I have two matrix X and Y. Both are of dimension [bs, hidden_size].
I want to take inverse of matrix obtained by torch.cat([X, Y], dim=1).

Pseudo inverse is not stable (docs say the same). I obtain inverse to deal with this. So I used a Linear layer of dimension (hidden_size, batch_size//2) to convert X and Y of dimensions [bs, bs//2]. After concat, I get a matrix of form [bs, bs]. The downside of this approach is that it requires me to use a batch size = hidden_size/2 to perform well, otherwise the network doesn’t learn anything well.

Is there a mathematical elegant way you can suggest as a workaround ?

Could you explain conceptually what meaning this matrix inverse
is supposed to have? Your construction seems odd.

As you have recognized, a matrix must be square to be invertible
(although not all square matrices are invertible, of course). But
your batch size (bs) is something of a 'technical" parameter that
doesn’t really have anything to do with your data or the structure of
your network. As you point out, you have to adjust your batch size
to match hidden_size / 2. But how does your construction make
sense if it breaks when you change your batch size?

Thanks for taking interest. The matrix inversion is part of a formula that is supposed to project features orthogonally.

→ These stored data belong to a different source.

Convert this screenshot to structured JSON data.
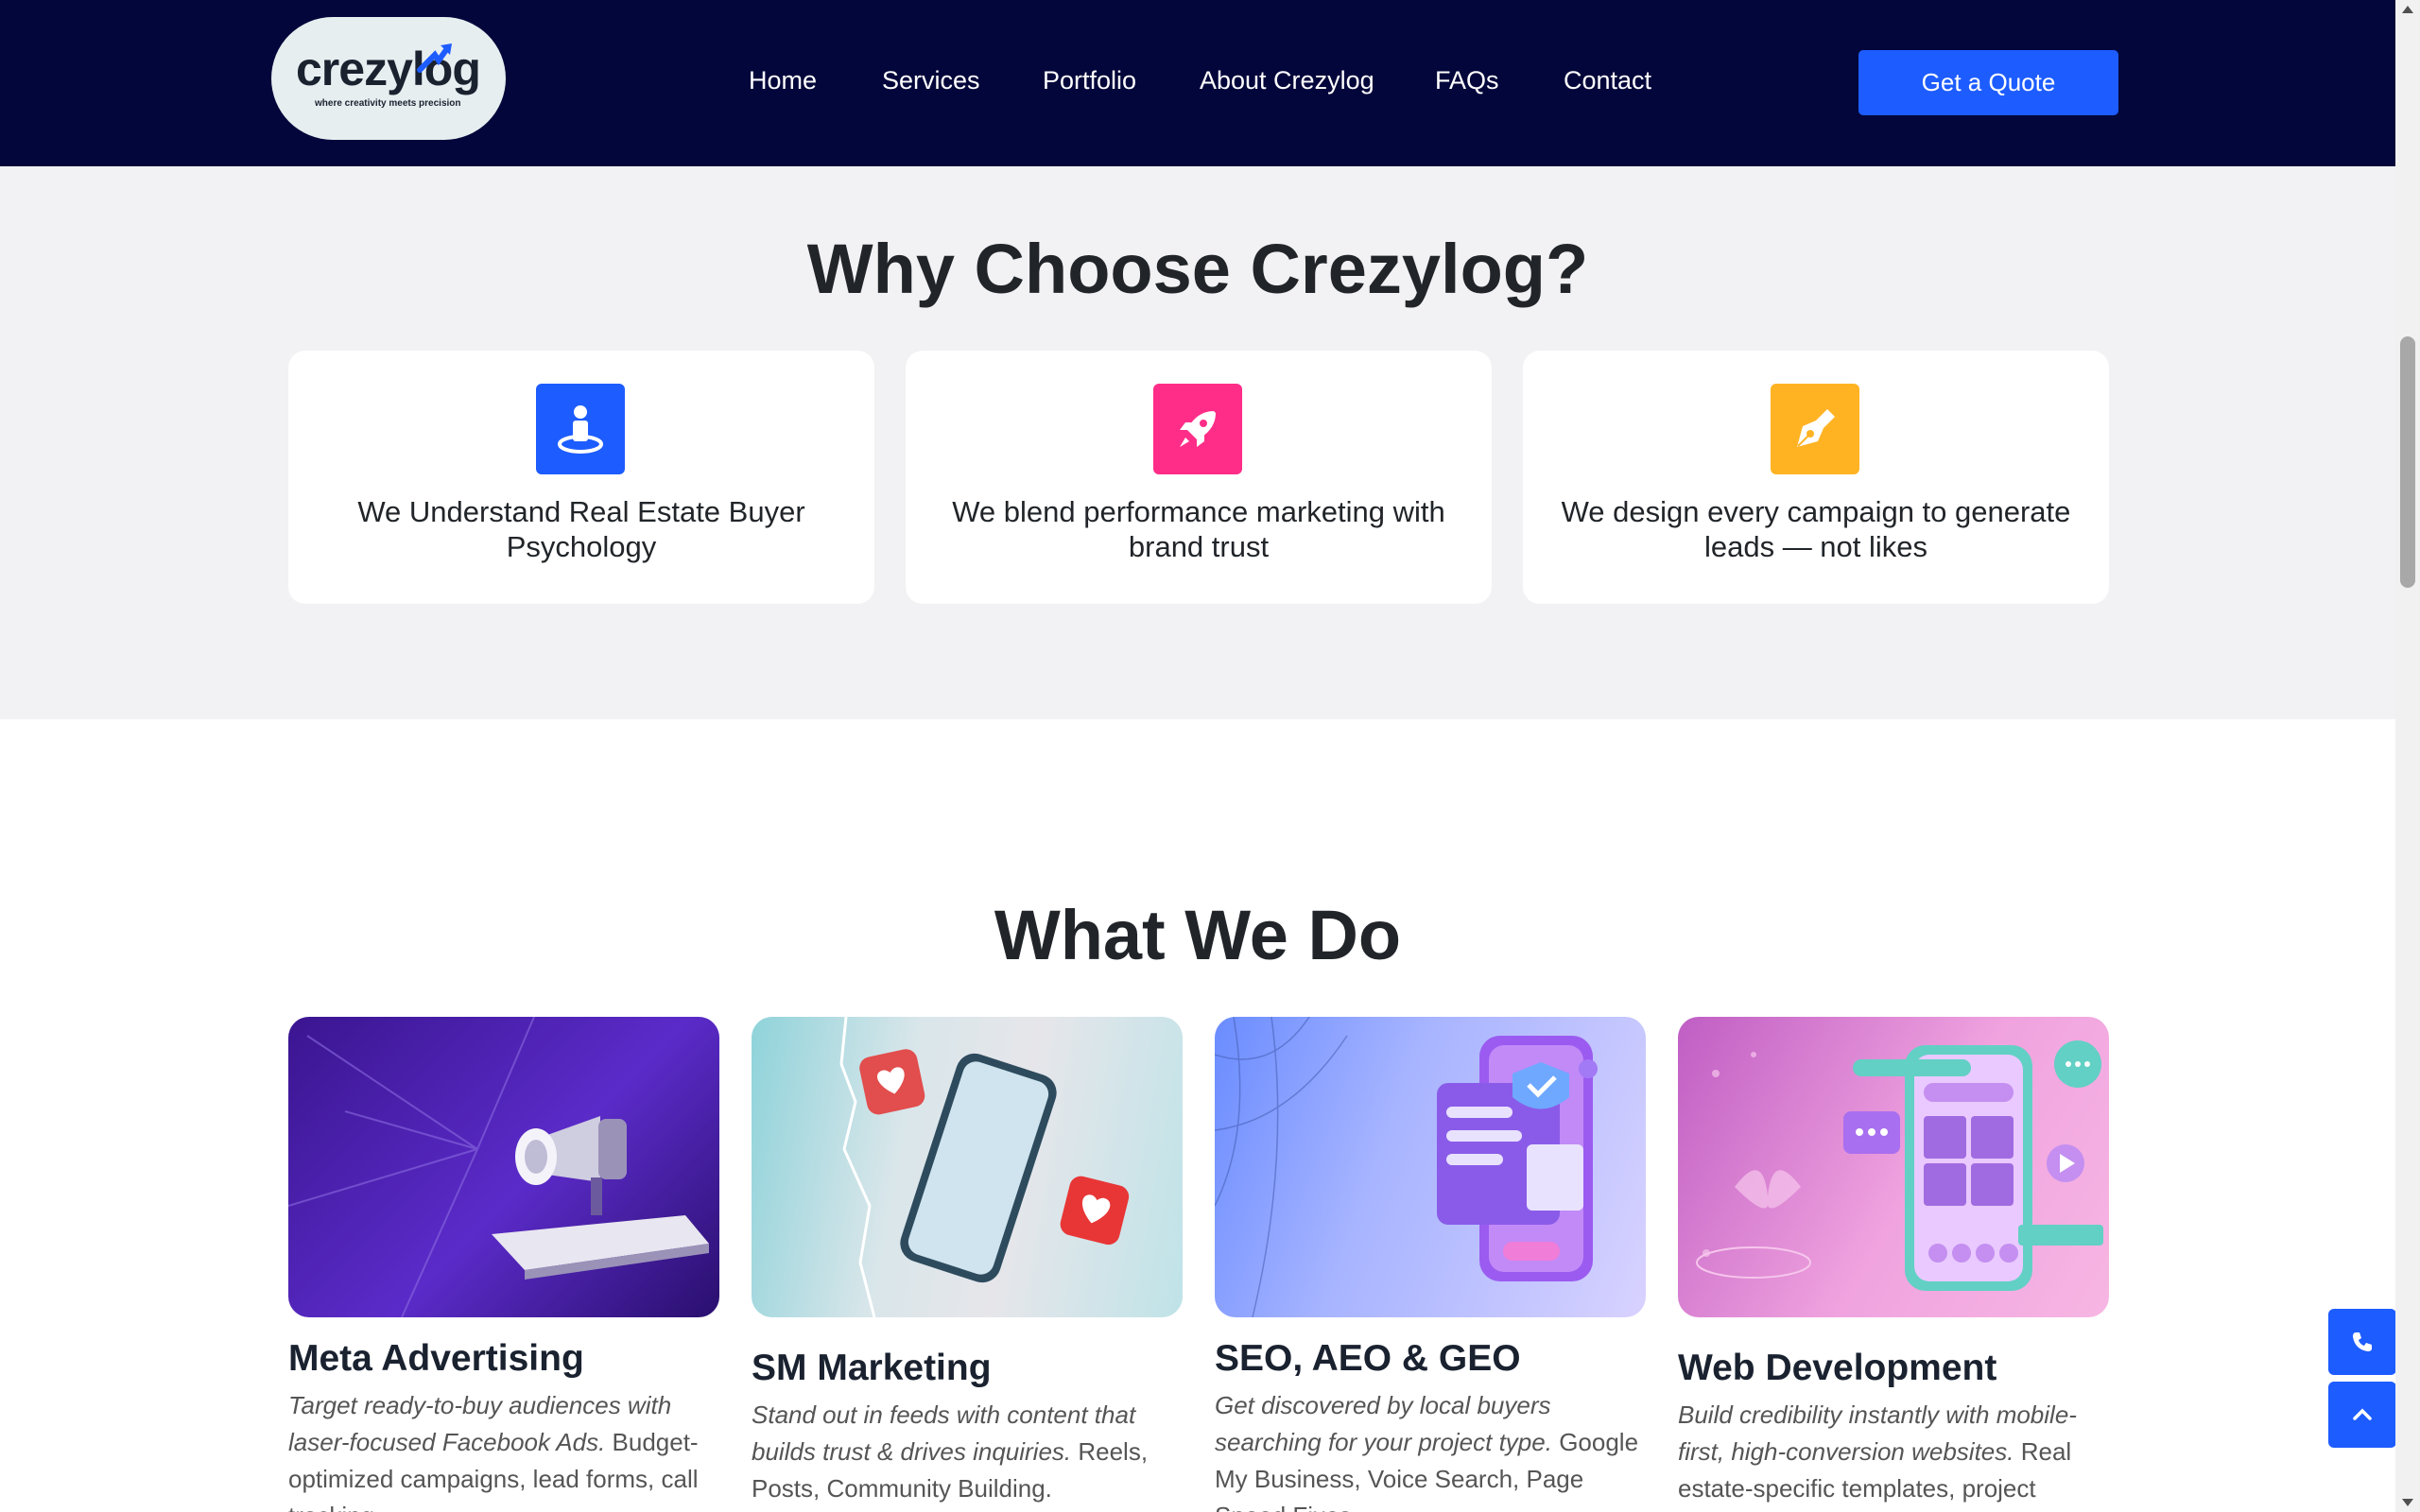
{
  "header": {
    "logo_word": "crezylog",
    "logo_tagline": "where creativity meets precision",
    "nav": [
      "Home",
      "Services",
      "Portfolio",
      "About Crezylog",
      "FAQs",
      "Contact"
    ],
    "cta": "Get a Quote",
    "bg_color": "#03063a",
    "cta_color": "#1d5cff"
  },
  "why": {
    "title": "Why Choose Crezylog?",
    "cards": [
      {
        "icon": "person-pin-icon",
        "color": "#1d5cff",
        "text": "We Understand Real Estate Buyer Psychology"
      },
      {
        "icon": "rocket-icon",
        "color": "#ff2d88",
        "text": "We blend performance marketing with brand trust"
      },
      {
        "icon": "pen-nib-icon",
        "color": "#ffb323",
        "text": "We design every campaign to generate leads — not likes"
      }
    ]
  },
  "what": {
    "title": "What We Do",
    "services": [
      {
        "title": "Meta Advertising",
        "lead": "Target ready-to-buy audiences with laser-focused Facebook Ads.",
        "rest": " Budget-optimized campaigns, lead forms, call tracking",
        "image": "megaphone-phone-image"
      },
      {
        "title": "SM Marketing",
        "lead": "Stand out in feeds with content that builds trust & drives inquiries.",
        "rest": " Reels, Posts, Community Building.",
        "image": "phone-hearts-image"
      },
      {
        "title": "SEO, AEO & GEO",
        "lead": "Get discovered by local buyers searching for your project type.",
        "rest": " Google My Business, Voice Search, Page Speed Fixes",
        "image": "secure-phone-image"
      },
      {
        "title": "Web Development",
        "lead": "Build credibility instantly with mobile-first, high-conversion websites.",
        "rest": " Real estate-specific templates, project pages",
        "image": "app-phone-image"
      }
    ]
  },
  "floating": {
    "call": "phone-icon",
    "top": "chevron-up-icon"
  }
}
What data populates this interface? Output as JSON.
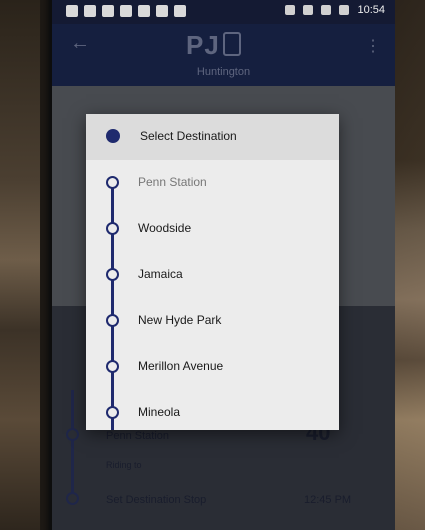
{
  "status_bar": {
    "time": "10:54"
  },
  "app_bar": {
    "logo": "PJ",
    "subtitle": "Huntington",
    "back_icon": "arrow-left-icon",
    "menu_icon": "more-vertical-icon"
  },
  "dialog": {
    "header": "Select Destination",
    "stops": [
      {
        "label": "Penn Station",
        "current": true
      },
      {
        "label": "Woodside",
        "current": false
      },
      {
        "label": "Jamaica",
        "current": false
      },
      {
        "label": "New Hyde Park",
        "current": false
      },
      {
        "label": "Merillon Avenue",
        "current": false
      },
      {
        "label": "Mineola",
        "current": false
      }
    ]
  },
  "background": {
    "origin_stop": "Penn Station",
    "riding_to": "Riding to",
    "destination_label": "Set Destination Stop",
    "destination_time": "12:45 PM",
    "minutes": "40"
  },
  "colors": {
    "accent": "#1f2a6e",
    "app_bar": "#1d2a56"
  }
}
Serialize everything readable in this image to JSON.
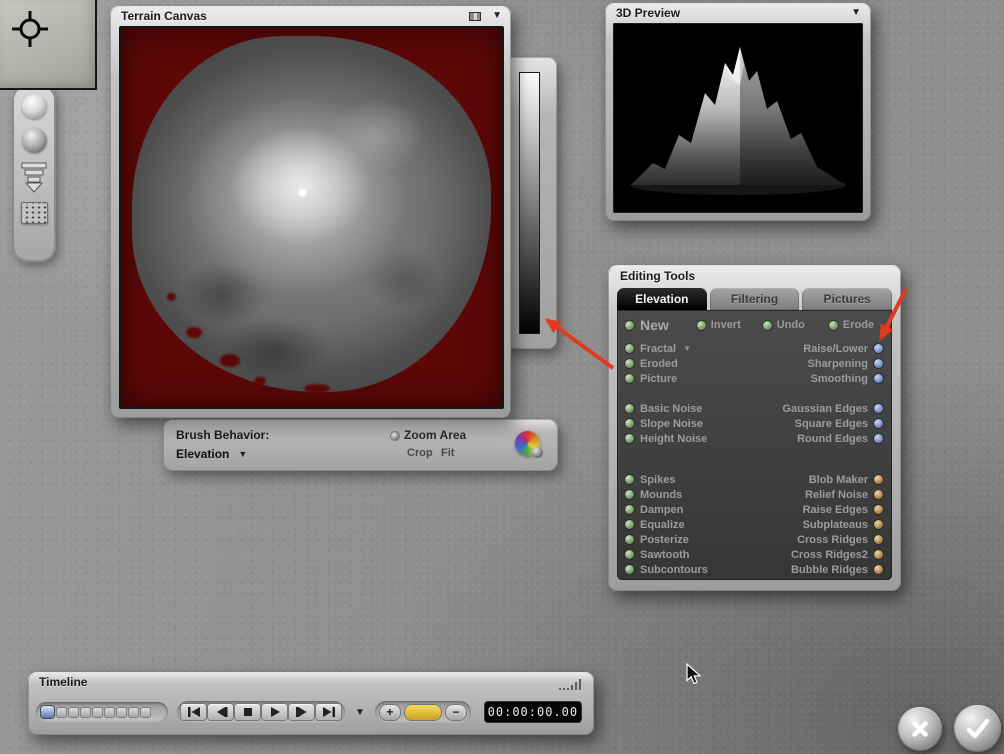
{
  "colors": {
    "annotation_red": "#e23a20",
    "canvas_red": "#5d0707",
    "dot_green": "#7fa071",
    "dot_blue": "#8193c8",
    "dot_tan": "#b08f52"
  },
  "terrain_window": {
    "title": "Terrain Canvas",
    "collapse_icon": "▼"
  },
  "brush_panel": {
    "behavior_label": "Brush Behavior:",
    "mode_value": "Elevation",
    "mode_dropdown_icon": "▼",
    "zoom_area_label": "Zoom Area",
    "crop_label": "Crop",
    "fit_label": "Fit"
  },
  "preview_window": {
    "title": "3D Preview",
    "collapse_icon": "▼"
  },
  "editing_tools": {
    "title": "Editing Tools",
    "tabs": [
      {
        "label": "Elevation",
        "active": true
      },
      {
        "label": "Filtering",
        "active": false
      },
      {
        "label": "Pictures",
        "active": false
      }
    ],
    "actions": {
      "new": "New",
      "invert": "Invert",
      "undo": "Undo",
      "erode": "Erode"
    },
    "fractal_dropdown_icon": "▼",
    "group1_left": [
      "Fractal",
      "Eroded",
      "Picture"
    ],
    "group1_right": [
      "Raise/Lower",
      "Sharpening",
      "Smoothing"
    ],
    "group2_left": [
      "Basic Noise",
      "Slope Noise",
      "Height Noise"
    ],
    "group2_right": [
      "Gaussian Edges",
      "Square Edges",
      "Round Edges"
    ],
    "group3_left": [
      "Spikes",
      "Mounds",
      "Dampen",
      "Equalize",
      "Posterize",
      "Sawtooth",
      "Subcontours"
    ],
    "group3_right": [
      "Blob Maker",
      "Relief Noise",
      "Raise Edges",
      "Subplateaus",
      "Cross Ridges",
      "Cross Ridges2",
      "Bubble Ridges"
    ]
  },
  "timeline": {
    "title": "Timeline",
    "options_icon": "▼",
    "add_label": "+",
    "remove_label": "−",
    "time_display": "00:00:00.00"
  }
}
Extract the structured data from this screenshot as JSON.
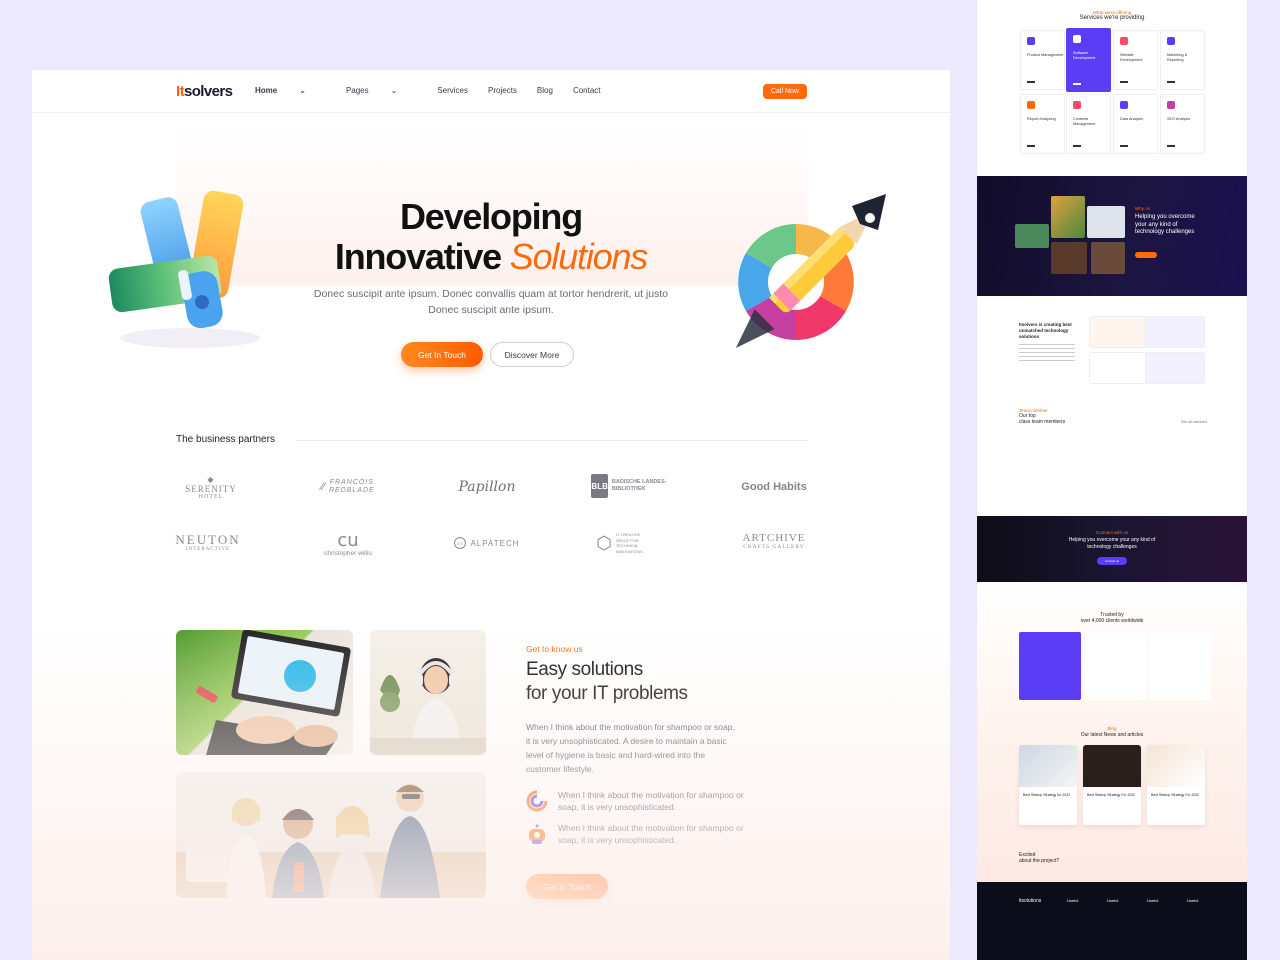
{
  "brand": {
    "logo_i": "It",
    "logo_rest": "solvers",
    "accent": "#ff6a0b"
  },
  "nav": {
    "items": [
      {
        "label": "Home",
        "chevron": "⌄",
        "active": true
      },
      {
        "label": "Pages",
        "chevron": "⌄",
        "active": false
      },
      {
        "label": "Services",
        "chevron": "",
        "active": false
      },
      {
        "label": "Projects",
        "chevron": "",
        "active": false
      },
      {
        "label": "Blog",
        "chevron": "",
        "active": false
      },
      {
        "label": "Contact",
        "chevron": "",
        "active": false
      }
    ],
    "cta": "Call Now"
  },
  "hero": {
    "line1": "Developing",
    "line2_a": "Innovative ",
    "line2_b": "Solutions",
    "para": "Donec suscipit ante ipsum. Donec convallis quam at tortor hendrerit, ut justo Donec suscipit ante ipsum.",
    "primary_btn": "Get In Touch",
    "secondary_btn": "Discover More"
  },
  "partners": {
    "title": "The business partners",
    "logos": [
      {
        "a": "SERENITY",
        "b": "HOTEL"
      },
      {
        "a": "FRANCOIS",
        "b": "REDBLADE"
      },
      {
        "a": "Papillon",
        "b": ""
      },
      {
        "a": "BADISCHE LANDES-",
        "b": "BIBLIOTHEK"
      },
      {
        "a": "Good Habits",
        "b": ""
      },
      {
        "a": "NEUTON",
        "b": "INTERACTIVE"
      },
      {
        "a": "christopher willis",
        "b": ""
      },
      {
        "a": "ALPATECH",
        "b": ""
      },
      {
        "a": "IT CREATIVE",
        "b": "SPACE FOR TECHNICAL INNOVATIONS"
      },
      {
        "a": "ARTCHIVE",
        "b": "CRAFTS GALLERY"
      }
    ]
  },
  "about": {
    "eyebrow": "Get to know us",
    "title_1": "Easy solutions",
    "title_2": "for your IT problems",
    "para": "When I think about the motivation for shampoo or soap, it is very unsophisticated. A desire to maintain a basic level of hygiene is basic and hard-wired into the customer lifestyle.",
    "features": [
      "When I think about the motivation for shampoo or soap, it is very unsophisticated.",
      "When I think about the motivation for shampoo or soap, it is very unsophisticated."
    ],
    "cta": "Get In Touch"
  },
  "strip": {
    "services_eyebrow": "What we're offering",
    "services_title": "Services we're providing",
    "service_cards": [
      "Product Management",
      "Software Development",
      "Website Development",
      "Marketing & Reporting",
      "Report Analysing",
      "Contents Management",
      "Data Analysis",
      "SEO Analysis"
    ],
    "dark1_eyebrow": "Why us",
    "dark1_title": "Helping you overcome your any kind of technology challenges",
    "about_title": "Itsolvers is creating best unmatched technology solutions",
    "team_eyebrow": "Team member",
    "team_title_1": "Our top",
    "team_title_2": "class team members",
    "team_link": "See all members",
    "dark2_eyebrow": "Connect with us",
    "dark2_title": "Helping you overcome your any kind of technology challenges",
    "dark2_btn": "Contact us",
    "testimonial_title_1": "Trusted by",
    "testimonial_title_2": "over 4,000 clients worldwide",
    "news_eyebrow": "Blog",
    "news_title": "Our latest News and articles",
    "news_items": [
      "Best Startup Strategy for 2022",
      "Best Startup Strategy For 2022",
      "Best Startup Strategy For 2022"
    ],
    "footer_cta_1": "Excited",
    "footer_cta_2": "about the project?",
    "footer_logo": "itsolutions",
    "footer_cols": [
      "Useful",
      "Useful",
      "Useful",
      "Useful"
    ]
  }
}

$F_{G}$ (comes from concatenation of two vectors) is not a square matrix, that’s why I make this modification.

The issue is, that my network performs much better if I reduce second dimensions of X and Y to half of what it was (768->384), in all other cases, it doesn’t learn anything. There might be better ways of projection, which I’ve not explored. (For instance, if bs=512, 768->512, then I don’t notice any improvement.)

This is an unstable method. The main issue is to perform inversion. That implies I need square matrices. That’s why I’m asking if there’s a better mathematical way to perform this.
Yes, I realize that my implementation is not batch size agnostic once model is trained. As a result, I am unable to train bigger models (because batch_size = hidden_size/2 won’t fit in memory).

So in general sense, what is a better way to perform inversion when the matrix is not square (pinverse isn’t stable) ?